ArcGIS Server Revisited

Legacy GIS System

We were talking this weekend about how much serving up GIS data has changed in the past 3 years.  GIS Server used to be so important to many of my friends companies to the point they spent tens of thousands of dollars on it a year.  But no longer, each one said that they stopped paying for server because they all use other options.  Now before I go on, I want to say this isn’t about sales data of Esri products.  It’s more about changes in how people are sharing spatial data.  Feel free to replace ArcGIS Server with your favorite GIS server package (Title is a bit of SEO, right?  Heck I’m not even talking about ArcGIS Server in this post).

I gave a talk years ago about something we did at the GNOCDC mapping recovery from Hurricane Katrina.  You can see the slide deck here and watch the video here.  Basically it was the seeds of what we are going through right now.  It wasn’t that what we were doing back there was very unique, it was just a realization that GIS can’t be hosting enterprise” data in a workgroup” environment.  Just like Katrina basically broke the GNOCDC GIS servers, it has become clear that there is almost no way for an organization to use classic GIS servers without putting a lot of load balancing and networking decisions in front of them.

For most companies this is just way too much infrastructure and licensing costs.  We’ve seen the rise of CartoDB, Mapbox and ArcGIS Online (or whatever it is called these days).  Each has pluses and minuses and while there is overlap, they all do things unique to themselves.  But what the big attraction for each is that you don’t have to manage the constellation yourself.

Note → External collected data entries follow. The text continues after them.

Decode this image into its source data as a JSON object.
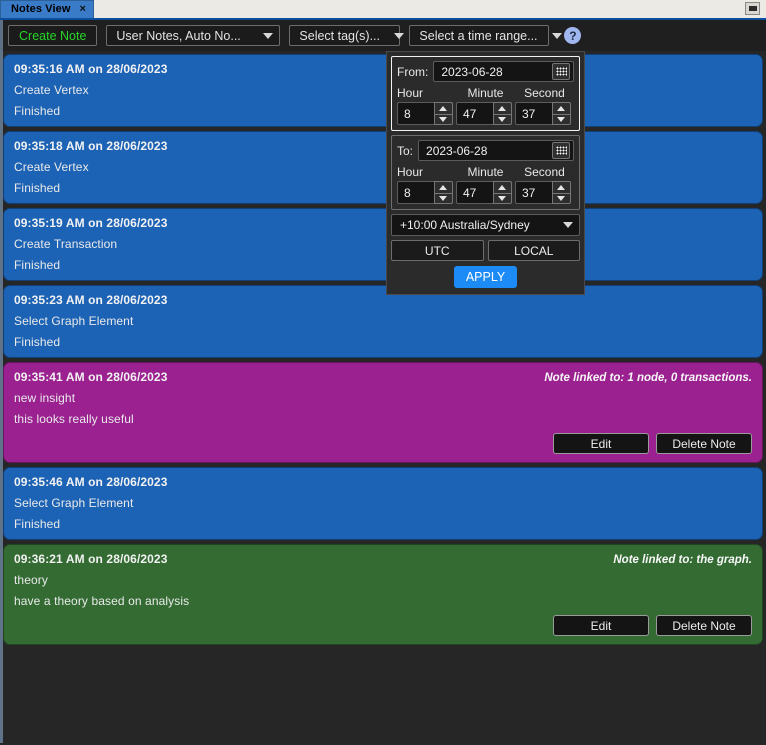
{
  "window": {
    "tab_label": "Notes View",
    "tab_close": "×",
    "restore_icon": "restore-icon"
  },
  "toolbar": {
    "create_note_label": "Create Note",
    "notes_filter_value": "User Notes, Auto No...",
    "tags_filter_value": "Select tag(s)...",
    "time_range_value": "Select a time range...",
    "help_label": "?",
    "accent_green": "#27d527",
    "help_bg": "#9fb6ef"
  },
  "time_popup": {
    "from": {
      "label": "From:",
      "date": "2023-06-28",
      "hour_label": "Hour",
      "minute_label": "Minute",
      "second_label": "Second",
      "hour": "8",
      "minute": "47",
      "second": "37"
    },
    "to": {
      "label": "To:",
      "date": "2023-06-28",
      "hour_label": "Hour",
      "minute_label": "Minute",
      "second_label": "Second",
      "hour": "8",
      "minute": "47",
      "second": "37"
    },
    "timezone": "+10:00 Australia/Sydney",
    "utc_label": "UTC",
    "local_label": "LOCAL",
    "apply_label": "APPLY",
    "apply_color": "#1d8bf5"
  },
  "notes": [
    {
      "kind": "log",
      "color": "#1d63b5",
      "time": "09:35:16 AM on 28/06/2023",
      "line1": "Create Vertex",
      "line2": "Finished",
      "linked": "",
      "has_actions": false
    },
    {
      "kind": "log",
      "color": "#1d63b5",
      "time": "09:35:18 AM on 28/06/2023",
      "line1": "Create Vertex",
      "line2": "Finished",
      "linked": "",
      "has_actions": false
    },
    {
      "kind": "log",
      "color": "#1d63b5",
      "time": "09:35:19 AM on 28/06/2023",
      "line1": "Create Transaction",
      "line2": "Finished",
      "linked": "",
      "has_actions": false
    },
    {
      "kind": "log",
      "color": "#1d63b5",
      "time": "09:35:23 AM on 28/06/2023",
      "line1": "Select Graph Element",
      "line2": "Finished",
      "linked": "",
      "has_actions": false
    },
    {
      "kind": "user-a",
      "color": "#9b2090",
      "time": "09:35:41 AM on 28/06/2023",
      "line1": "new insight",
      "line2": "this looks really useful",
      "linked": "Note linked to: 1 node, 0 transactions.",
      "has_actions": true,
      "edit_label": "Edit",
      "delete_label": "Delete Note"
    },
    {
      "kind": "log",
      "color": "#1d63b5",
      "time": "09:35:46 AM on 28/06/2023",
      "line1": "Select Graph Element",
      "line2": "Finished",
      "linked": "",
      "has_actions": false
    },
    {
      "kind": "user-b",
      "color": "#336b33",
      "time": "09:36:21 AM on 28/06/2023",
      "line1": "theory",
      "line2": "have a theory based on analysis",
      "linked": "Note linked to: the graph.",
      "has_actions": true,
      "edit_label": "Edit",
      "delete_label": "Delete Note"
    }
  ]
}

The biggest drawback each said was the unknown in licensing.  Most hosted GIS plans are costed in ways that GIS people aren’t familiar with.  Mapviews?  Nobody has analytics on that until you put it in these services.  100,000 map views sounds huge doesn’t it?  But how do you really know?  Service credits?  We’ve wondered what that even means for years.  But I’d wager beers that even with the unknown, you’ll still save money over your ArcGIS Server license or other maintenance you pay for hosting your own GIS server.

We’re at a crossroads here.  People have begun to start realizing standing up ArcGIS Server, Geoserver or other map servers makes little to no sense in the new marketplace.  Paying for hosting maps is cheaper in the long run, has more availability and is easier to use that classic self hosted mapping solutions.  ArcGIS Online for all it’s confusion is beginning to be leveraged by users and everyone I knew at the Esri UC knows what CartoDB and Mapbox do.  Back in the old days of WeoGeo, we had to prove what we know now every day.  The cost of doing it yourself” is magnitudes higher than paying for hosting.